Dari Sungai Nil, nila bermigrasi ke delapan penjuru angin. Di Tanjung, Kalimantan Selatan seiring dengan merebaknya warung-warung makan pinggir jalan, potensial dikembangkan untuk menopang perekonomian masyarakat
Budidaya Keramba ikan nila di Sungai Tabalong (Foto Tatan Agus Rst)
JAKARTA- Matahari senja jatuh di Sungai Tabalong, tengggelam di dasar sungai. Tanpa harus mendongak ke atas, kami bisa mereguk keindahannya. Warnanya yang kemerahan , memantul-mantul megikuti gerakkan air. Sunset ternyata tak hanya bisa dinikmati di laut atau diintip di punggung gunung. Sungai pun menawarkan sensasi sama, melenakan jiwa. Keindahan itu digenapkan dengan keriangan bocah-bocah yang berenang ke sana ke mari. Kadang mereka menyelam , seperti hendak memburu matahari.
Saat itu saya bersama seorang teman dari Jakarta, ditemani Asrani, penduduk Desa Masukau, Murung Pudak, Kalimantan Selatan. Kami berbincang apa saja di atas keramba terapung di atas sungai tersebut. Asrani membahasakan keindahan pemandangan sore itu dengan kalimat sederhana. “ Di sini tenang,” ujarnya kepada Dunia Energi beberapa waktu lalu.
Pria berusia 38 tahun tersebut dari kecil sudah suka sungai. Waktu kanak-kanak nyaris setiap hari dia berenang. Sekarang, dia masih menyusuri sungai untuk memancing patin. Ia bercerita panjang lebar tentang kebiasaan patin yang banyak hidup di sungai-sungai Kalimantan, misalnya, kebiasaaan makan buah luak, yang bertebaran di sepanjang tepian sungai. Buah itu juga biasanya dipakai untuk memancing.

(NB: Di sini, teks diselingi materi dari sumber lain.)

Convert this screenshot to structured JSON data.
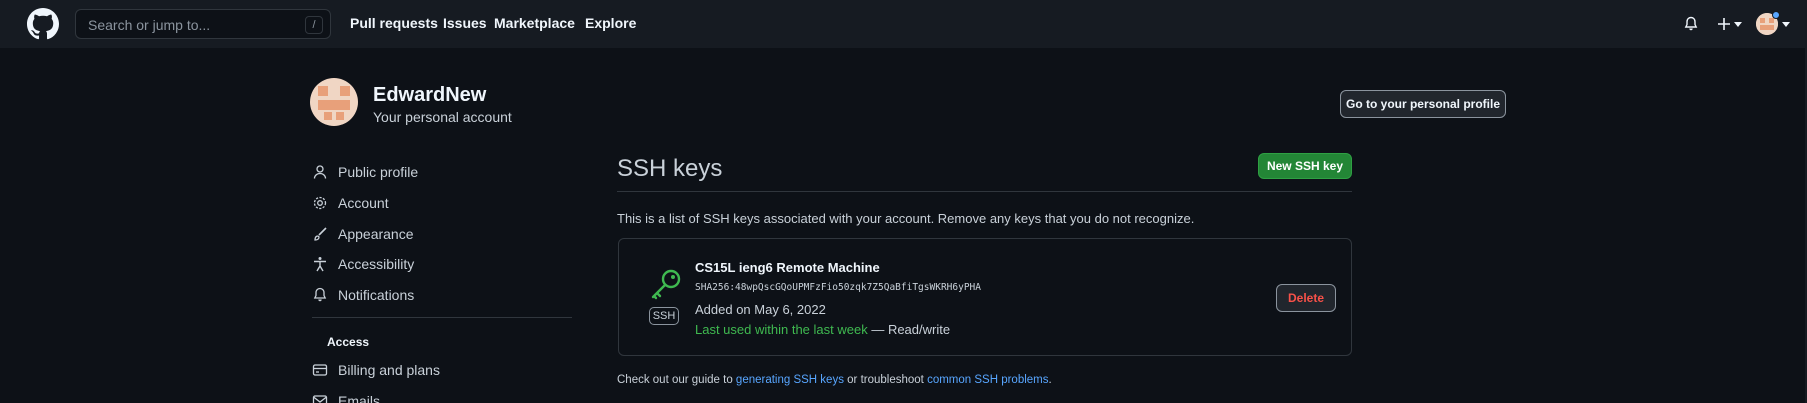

Karena tak ada biaya, Asrani hanya sekolah sampai SMP. Dia tak ingin pengalaman itu diulang oleh dua anaknya. Dia tahu dari hari ke hari biaya pendidikan semakin mahal. “Tapi selama kita mau pasti ada jalan,” ujarnya. Salah satu pintu rezeki itu didapatnya empat tahun lalu saat mendapat bantuan modal dan pelatihan keramba ikan dari Pertamina EP Tanjung. Saat itu ada empat kelompok yang mendapatkan bantuan, ditempatkan di Singai Jaing dan Sungai Tabalong.
Asrani menjadi Ketua Kelompok Dua, beranggotakan 13 orang. Tiap orang mendapat satu keramba. Tahun pertama , selain mendapat bantuan keramba yang terbuat dari kayu ulin, juga mendapat bibit. Saat itu kelompoknya mendapat bantuan sekitar 7.000 ekor, dan empat sak makanan. Satu sak makanan itu seharga Rp320 ribu.
Tak serta merta lancar. Pernah pada tahun pertama, setelah sempat panen, pada musim berikutnya nila yang dipelihara mati. “Mungkin karena sungai saat itu tercemari limbah. “ ujarnya.
Tak jauh dari situ ada penambangan batubara dan pengolahan karet. Nila sebetulnya ikan yang bandel, tapi karena pencemarannya luar bisa, tak satu ekor pun tersisa. “ Kami sampai demo ke kedua perusahaan tersebut. Tapi mereka tak mengaku telah mencemari sungai,” Asrani menegaskan.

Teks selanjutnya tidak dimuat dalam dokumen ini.